Oubliez la confusion des acronymes. Un différentiel à glissement limité électronique (eLSD) n’est pas un nouveau composé pharmaceutique. Ce n’est pas une chaîne de sport. C’est un composant mécanique avec un cerveau.
À la base, un eLSD fait le même travail qu’un différentiel à glissement limité traditionnel : il gère la répartition du couple entre les roues. Mais il le fait avec une rapidité et une précision que les unités mécaniques ne peuvent pas atteindre. Il s’agit généralement d’embrayages hydrauliques sous pression gérés par une unité de commande électronique. Cet ECU peut être un micro-ordinateur dédié ou le cerveau principal du véhicule. Cela n’a pas d’importance. Ce qui compte, ce sont les données.
Le système lit les entrées des capteurs de roue en temps réel. Si une roue patine, l’ordinateur réagit instantanément. Il redirige le couple supplémentaire vers la roue avec une traction réelle. Cela se produit plus rapidement qu’un conducteur humain ne pourrait relâcher l’accélérateur et revenir en marche.
Certains fabricants vous donnent le contrôle de cette logique. Le système Active Yaw Control de Mitsubishi, par exemple, permet aux conducteurs de sélectionner des préréglages. Vous pouvez régler le différentiel pour la route, le gravier ou la neige. La voiture change de personnalité en fonction de la surface.
Pourquoi le contrôle électronique du lacet est important dans les systèmes AWD
La maniabilité ne se limite pas à l’accélération en ligne droite. C’est une question de rotation.

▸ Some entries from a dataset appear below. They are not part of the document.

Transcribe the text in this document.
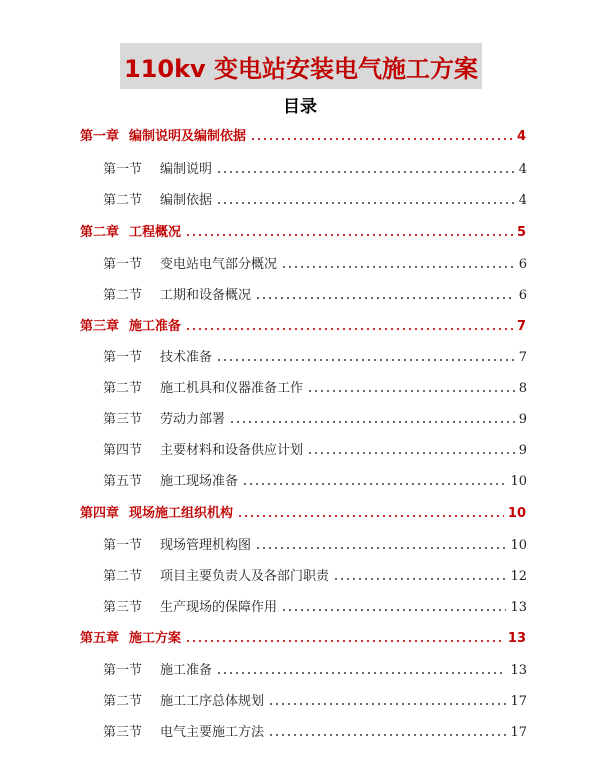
110kv 变电站安装电气施工方案
目录
第一章 编制说明及编制依据	4
第一节 编制说明	4
第二节 编制依据	4
第二章 工程概况	5
第一节 变电站电气部分概况	6
第二节 工期和设备概况	6
第三章 施工准备	7
第一节 技术准备	7
第二节 施工机具和仪器准备工作	8
第三节 劳动力部署	9
第四节 主要材料和设备供应计划	9
第五节 施工现场准备	10
第四章 现场施工组织机构	10
第一节 现场管理机构图	10
第二节 项目主要负责人及各部门职责	12
第三节 生产现场的保障作用	13
第五章 施工方案	13
第一节 施工准备	13
第二节 施工工序总体规划	17
第三节 电气主要施工方法	17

Le lacet est la rotation d’un véhicule autour de son axe vertical. Lorsque vous tournez le volant, la voiture lacet. Si l’arrière perd de l’adhérence et tourne trop, vous partez en tête-à-queue. S’il tourne trop peu, vous sous-virez. Un eLSD gère cet équilibre.
Dans les véhicules à traction intégrale, un eLSD arrière maintient les roues arrière verrouillées en phase avec les roues avant. Il atténue le lacet excessif. En gérant activement la répartition du couple, le système agit comme un contrôle actif du lacet. Cela empêche la voiture de glisser lors de changements de voie à grande vitesse ou de virages serrés. Le résultat est une voiture qui semble plantée. Agressif, mais contrôlé.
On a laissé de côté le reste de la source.